Sourced from the extensive holdings of the British Library, this collection covers well-known historic events, cultural icons, sporting events, the arts, culture, and other national pastimes. At a time when newspapers were emerging as a prerequisite medium of commercially minded societies and major cities, their pages — from articles to advertisements — provide researchers with unique, first-hand perspective.
British Library Newspapers, Part V: 1746–1950
British Library Newspapers, Part V: 1746–1950 provides researchers with access to unique local and regional viewpoints on the social, political, and cultural events of the times. With a concentration of titles from the northern part of the United Kingdom, the 36 newspapers in Part V deepen Gale's northern regional content, doubling coverage in Scotland, tripling coverage in the Midlands, and adding a significant number of Northern titles to the British Library Newspapers series. Part V includes newspapers from the Scottish localities of Fife, Elgin, Inverness, Paisley, and John O'Groats, as well as towns just below the border, such as Morpeth, Alnwick, and more.
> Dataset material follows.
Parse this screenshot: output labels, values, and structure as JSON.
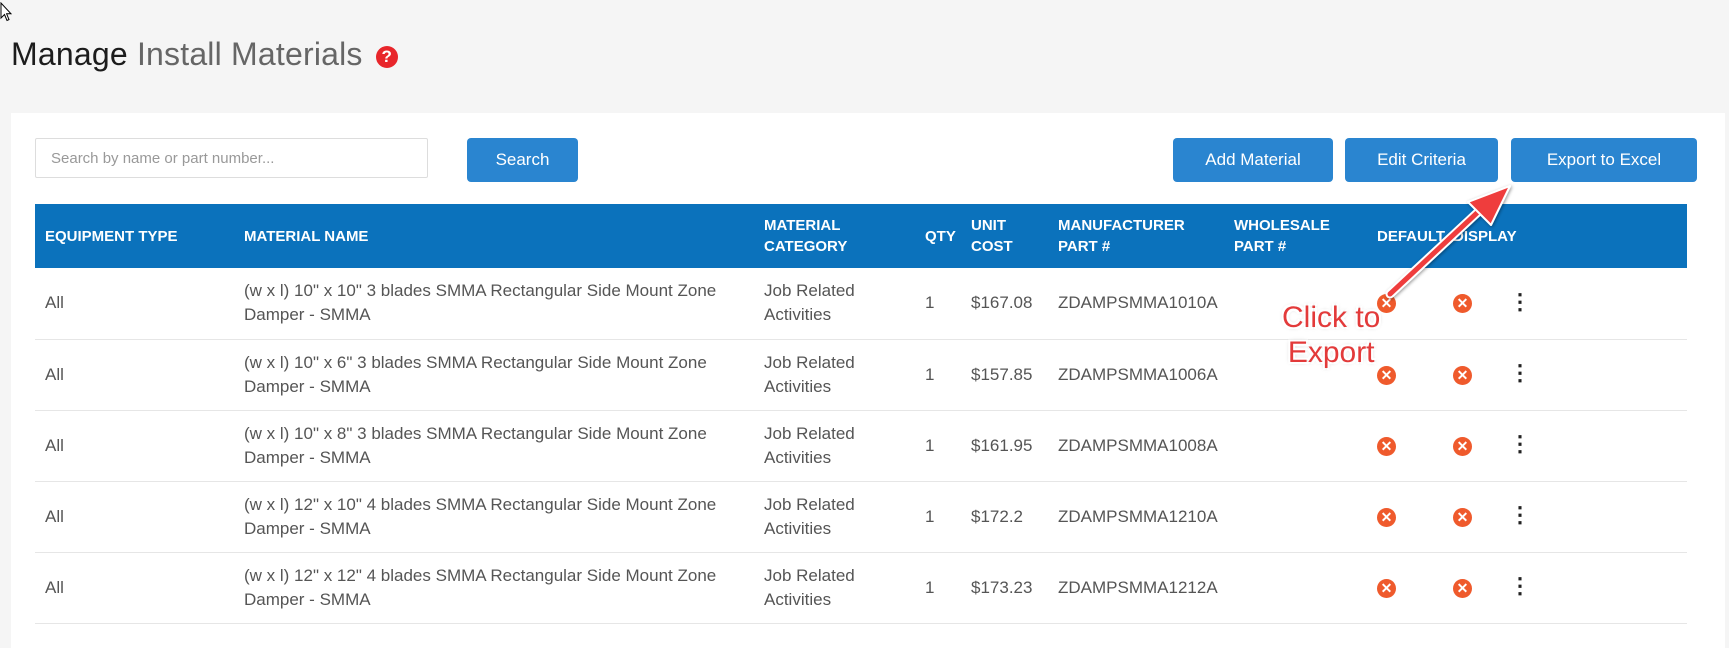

Researchers will also benefit from access to important titles such as the Coventry Herald, which features some of the earliest published writing of Mary Ann Evans (better known as George Eliot).
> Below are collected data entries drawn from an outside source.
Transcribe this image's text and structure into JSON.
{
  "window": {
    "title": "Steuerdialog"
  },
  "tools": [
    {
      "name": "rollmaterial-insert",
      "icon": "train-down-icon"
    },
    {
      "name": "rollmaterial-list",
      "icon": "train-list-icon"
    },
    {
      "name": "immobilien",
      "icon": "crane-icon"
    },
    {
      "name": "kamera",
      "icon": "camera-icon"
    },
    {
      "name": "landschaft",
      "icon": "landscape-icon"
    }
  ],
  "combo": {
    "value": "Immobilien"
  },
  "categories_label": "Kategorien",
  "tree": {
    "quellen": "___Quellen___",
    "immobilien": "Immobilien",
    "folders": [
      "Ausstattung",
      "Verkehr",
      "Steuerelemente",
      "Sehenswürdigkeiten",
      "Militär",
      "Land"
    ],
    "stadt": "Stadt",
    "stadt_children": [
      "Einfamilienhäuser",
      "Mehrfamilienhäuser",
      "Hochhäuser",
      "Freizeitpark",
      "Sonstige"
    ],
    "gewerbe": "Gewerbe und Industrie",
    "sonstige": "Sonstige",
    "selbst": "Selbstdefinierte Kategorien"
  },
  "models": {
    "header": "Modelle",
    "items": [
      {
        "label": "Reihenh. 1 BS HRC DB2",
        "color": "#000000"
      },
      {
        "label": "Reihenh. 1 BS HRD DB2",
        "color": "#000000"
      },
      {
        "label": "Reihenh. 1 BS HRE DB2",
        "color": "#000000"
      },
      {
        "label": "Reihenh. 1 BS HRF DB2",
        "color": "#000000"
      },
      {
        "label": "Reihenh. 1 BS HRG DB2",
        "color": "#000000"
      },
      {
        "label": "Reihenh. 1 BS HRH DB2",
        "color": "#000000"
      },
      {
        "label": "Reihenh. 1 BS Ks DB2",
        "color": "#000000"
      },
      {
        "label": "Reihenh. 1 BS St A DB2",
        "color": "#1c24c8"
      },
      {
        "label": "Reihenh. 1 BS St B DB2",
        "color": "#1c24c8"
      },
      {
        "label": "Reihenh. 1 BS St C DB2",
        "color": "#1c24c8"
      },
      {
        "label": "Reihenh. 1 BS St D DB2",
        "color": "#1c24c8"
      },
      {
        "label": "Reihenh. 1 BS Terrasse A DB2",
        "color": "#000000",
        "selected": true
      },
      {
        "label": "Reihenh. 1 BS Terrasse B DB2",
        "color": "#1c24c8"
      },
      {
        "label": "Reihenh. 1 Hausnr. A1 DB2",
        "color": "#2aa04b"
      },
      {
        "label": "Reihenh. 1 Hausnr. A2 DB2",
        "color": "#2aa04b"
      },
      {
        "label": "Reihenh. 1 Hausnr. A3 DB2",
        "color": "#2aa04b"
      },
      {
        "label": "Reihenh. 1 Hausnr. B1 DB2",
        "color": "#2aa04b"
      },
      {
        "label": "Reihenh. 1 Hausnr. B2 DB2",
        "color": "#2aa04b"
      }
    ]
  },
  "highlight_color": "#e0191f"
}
British Library Newspapers, Part VI: Ireland, 1783-1950
Although there were fewer restrictions, and they were not subject to the Stamp Acts, the growth of Irish newspapers was slow compared to England throughout the eighteenth century. Many of the earliest publications originated in Dublin, and a provincial press was slower to emerge. From the early 1730s, the Irish press began to develop its own tone as it moved away from adapting and reproducing news from outside of Ireland, and by 1760 there were more than 160 newspapers, dominated by Dublin. This archive begins at the point where the Irish press had started to become ‘Irish’, rather than an extension of the English press; and when provincial and politically motivated publications began to increase in quality and prominence.
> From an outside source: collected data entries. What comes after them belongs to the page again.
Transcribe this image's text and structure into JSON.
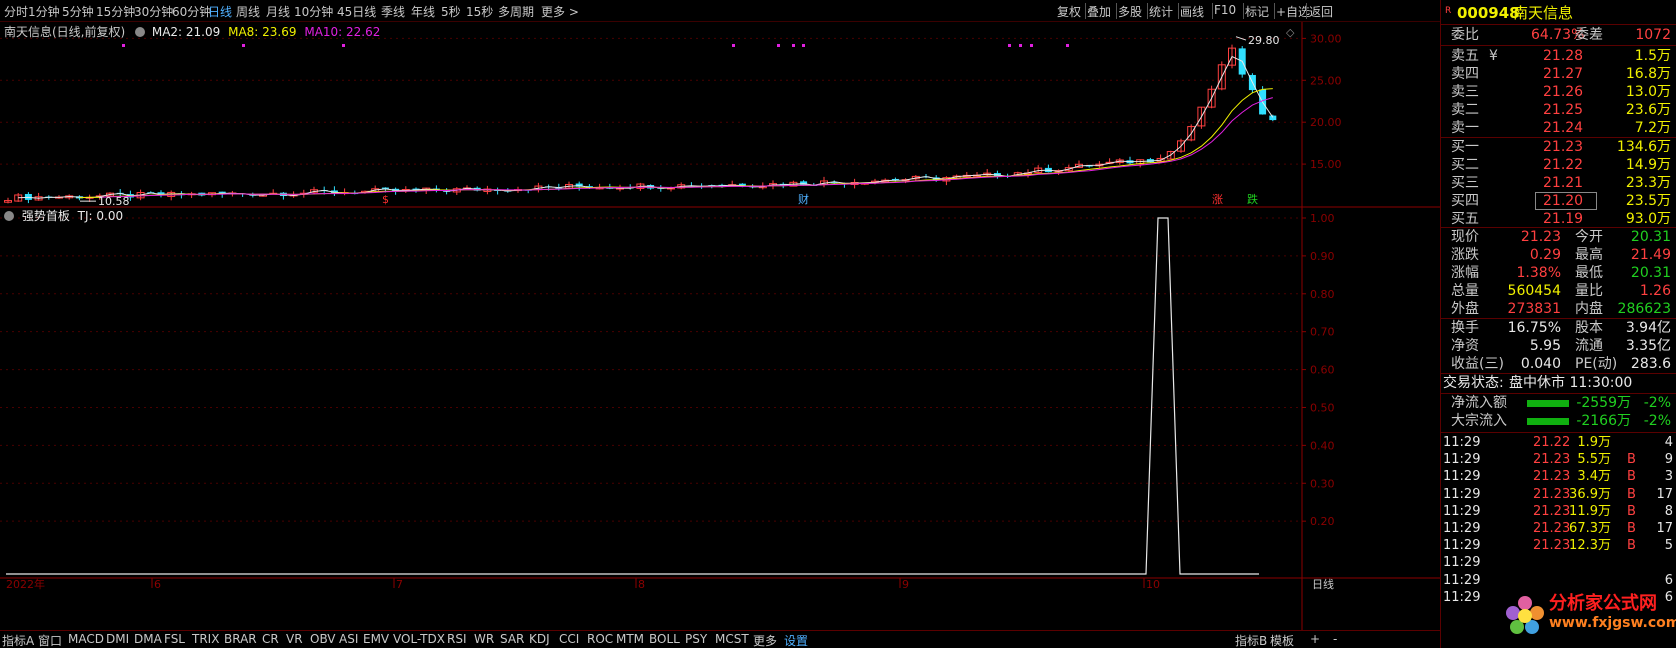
{
  "topbar": {
    "periods": [
      "分时",
      "1分钟",
      "5分钟",
      "15分钟",
      "30分钟",
      "60分钟",
      "日线",
      "周线",
      "月线",
      "10分钟",
      "45日线",
      "季线",
      "年线",
      "5秒",
      "15秒",
      "多周期",
      "更多 >"
    ],
    "active": "日线",
    "right_buttons": [
      "复权",
      "叠加",
      "多股",
      "统计",
      "画线",
      "F10",
      "标记",
      "+自选",
      "返回"
    ]
  },
  "main_chart": {
    "title": "南天信息(日线,前复权)",
    "ma_labels": [
      {
        "text": "MA2: 21.09",
        "color": "#e8e8e8"
      },
      {
        "text": "MA8: 23.69",
        "color": "#f0f000"
      },
      {
        "text": "MA10: 22.62",
        "color": "#e020e0"
      }
    ],
    "high_label": "29.80",
    "low_label": "10.58",
    "markers": [
      {
        "text": "$",
        "color": "#ff3030"
      },
      {
        "text": "财",
        "color": "#4fb0ff"
      },
      {
        "text": "涨",
        "color": "#ff3030"
      },
      {
        "text": "跌",
        "color": "#20d020"
      }
    ]
  },
  "sub_chart": {
    "title": "强势首板",
    "value_label": "TJ: 0.00"
  },
  "chart_data": {
    "type": "candlestick",
    "price_axis": {
      "ticks": [
        "30.00",
        "25.00",
        "20.00",
        "15.00"
      ],
      "ylim": [
        10,
        31
      ]
    },
    "indicator_axis": {
      "ticks": [
        "1.00",
        "0.90",
        "0.80",
        "0.70",
        "0.60",
        "0.50",
        "0.40",
        "0.30",
        "0.20"
      ],
      "ylim": [
        0.05,
        1.0
      ]
    },
    "x_labels": [
      "2022年",
      "6",
      "7",
      "8",
      "9",
      "10",
      "日线"
    ],
    "ma_series": [
      {
        "name": "MA2",
        "last": 21.09,
        "color": "#e8e8e8"
      },
      {
        "name": "MA8",
        "last": 23.69,
        "color": "#f0f000"
      },
      {
        "name": "MA10",
        "last": 22.62,
        "color": "#e020e0"
      }
    ],
    "indicator_series": {
      "name": "TJ",
      "last": 0.0,
      "spike_value": 1.0
    }
  },
  "bottombar": {
    "tabs": [
      "指标A",
      "窗口",
      "MACD",
      "DMI",
      "DMA",
      "FSL",
      "TRIX",
      "BRAR",
      "CR",
      "VR",
      "OBV",
      "ASI",
      "EMV",
      "VOL-TDX",
      "RSI",
      "WR",
      "SAR",
      "KDJ",
      "CCI",
      "ROC",
      "MTM",
      "BOLL",
      "PSY",
      "MCST",
      "更多",
      "设置"
    ],
    "active": "设置",
    "right": [
      "指标B",
      "模板",
      "+",
      "-"
    ]
  },
  "panel": {
    "code": "000948",
    "name": "南天信息",
    "weibi_label": "委比",
    "weibi": "64.73%",
    "weicha_label": "委差",
    "weicha": "1072",
    "asks": [
      {
        "label": "卖五",
        "price": "21.28",
        "vol": "1.5万"
      },
      {
        "label": "卖四",
        "price": "21.27",
        "vol": "16.8万"
      },
      {
        "label": "卖三",
        "price": "21.26",
        "vol": "13.0万"
      },
      {
        "label": "卖二",
        "price": "21.25",
        "vol": "23.6万"
      },
      {
        "label": "卖一",
        "price": "21.24",
        "vol": "7.2万"
      }
    ],
    "bids": [
      {
        "label": "买一",
        "price": "21.23",
        "vol": "134.6万"
      },
      {
        "label": "买二",
        "price": "21.22",
        "vol": "14.9万"
      },
      {
        "label": "买三",
        "price": "21.21",
        "vol": "23.3万"
      },
      {
        "label": "买四",
        "price": "21.20",
        "vol": "23.5万"
      },
      {
        "label": "买五",
        "price": "21.19",
        "vol": "93.0万"
      }
    ],
    "stats": [
      {
        "l1": "现价",
        "v1": "21.23",
        "c1": "c-red",
        "l2": "今开",
        "v2": "20.31",
        "c2": "c-green"
      },
      {
        "l1": "涨跌",
        "v1": "0.29",
        "c1": "c-red",
        "l2": "最高",
        "v2": "21.49",
        "c2": "c-red"
      },
      {
        "l1": "涨幅",
        "v1": "1.38%",
        "c1": "c-red",
        "l2": "最低",
        "v2": "20.31",
        "c2": "c-green"
      },
      {
        "l1": "总量",
        "v1": "560454",
        "c1": "c-yellow",
        "l2": "量比",
        "v2": "1.26",
        "c2": "c-red"
      },
      {
        "l1": "外盘",
        "v1": "273831",
        "c1": "c-red",
        "l2": "内盘",
        "v2": "286623",
        "c2": "c-green"
      }
    ],
    "stats2": [
      {
        "l1": "换手",
        "v1": "16.75%",
        "l2": "股本",
        "v2": "3.94亿"
      },
      {
        "l1": "净资",
        "v1": "5.95",
        "l2": "流通",
        "v2": "3.35亿"
      },
      {
        "l1": "收益(三)",
        "v1": "0.040",
        "l2": "PE(动)",
        "v2": "283.6"
      }
    ],
    "trade_status_label": "交易状态:",
    "trade_status": "盘中休市 11:30:00",
    "flows": [
      {
        "label": "净流入额",
        "value": "-2559万",
        "pct": "-2%"
      },
      {
        "label": "大宗流入",
        "value": "-2166万",
        "pct": "-2%"
      }
    ],
    "ticks": [
      {
        "time": "11:29",
        "price": "21.22",
        "vol": "1.9万",
        "bs": "",
        "n": "4"
      },
      {
        "time": "11:29",
        "price": "21.23",
        "vol": "5.5万",
        "bs": "B",
        "n": "9"
      },
      {
        "time": "11:29",
        "price": "21.23",
        "vol": "3.4万",
        "bs": "B",
        "n": "3"
      },
      {
        "time": "11:29",
        "price": "21.23",
        "vol": "36.9万",
        "bs": "B",
        "n": "17"
      },
      {
        "time": "11:29",
        "price": "21.23",
        "vol": "11.9万",
        "bs": "B",
        "n": "8"
      },
      {
        "time": "11:29",
        "price": "21.23",
        "vol": "67.3万",
        "bs": "B",
        "n": "17"
      },
      {
        "time": "11:29",
        "price": "21.23",
        "vol": "12.3万",
        "bs": "B",
        "n": "5"
      },
      {
        "time": "11:29",
        "price": "",
        "vol": "",
        "bs": "",
        "n": ""
      },
      {
        "time": "11:29",
        "price": "",
        "vol": "",
        "bs": "",
        "n": "6"
      },
      {
        "time": "11:29",
        "price": "",
        "vol": "",
        "bs": "",
        "n": "6"
      }
    ],
    "watermark_cn": "分析家公式网",
    "watermark_url": "www.fxjgsw.com"
  }
}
The social and legal structures of eighteenth-century Ireland meant that the press was dominated by Protestant businesses until the early nineteenth century when a ‘Catholic press’ emerged. As a result, there was “a limitation on the circulation possibilities of the newspapers, and [Protestant dominance] tended to dictate an editorial content that stressed exclusivity and conservatism”. As the press expanded, a greater variety of newspapers reached the market, bringing with them a greater variety of voices and perspectives. Emergent social, economic, political, and religious ideologies that combined to form the underlying allegiances and divisions in Ireland through the nineteenth and early twentieth centuries generated their own publications, which are represented among the selected titles in this archive.
British Library Newspapers Part VII: Southeast Asian Newspapers
Comprising more than 36 English-language newspapers from the British Library’s prestigious Asia, Pacific, and Africa collections, Part VII of the British Library Newspapers series is an invaluable resource for scholars teaching and studying the British Empire, the colonial and postcolonial history of Southeast Asia, and the history of journalism and publishing in general.
On its own, Part VII offers an essential window into the lives of both the settlers and indigenes, showcasing how the colonial administrations of the British Empire interacted with the native population and promoted the ideas of Western knowledge, culture, and institutions. When combined with Parts I to VI of its parent series, it provides countless possibilities to explore how the opinions of British government representatives, merchants, and locals of Southeast Asia interacted with and, sometimes, clashed against each other in the larger context of the British Empire.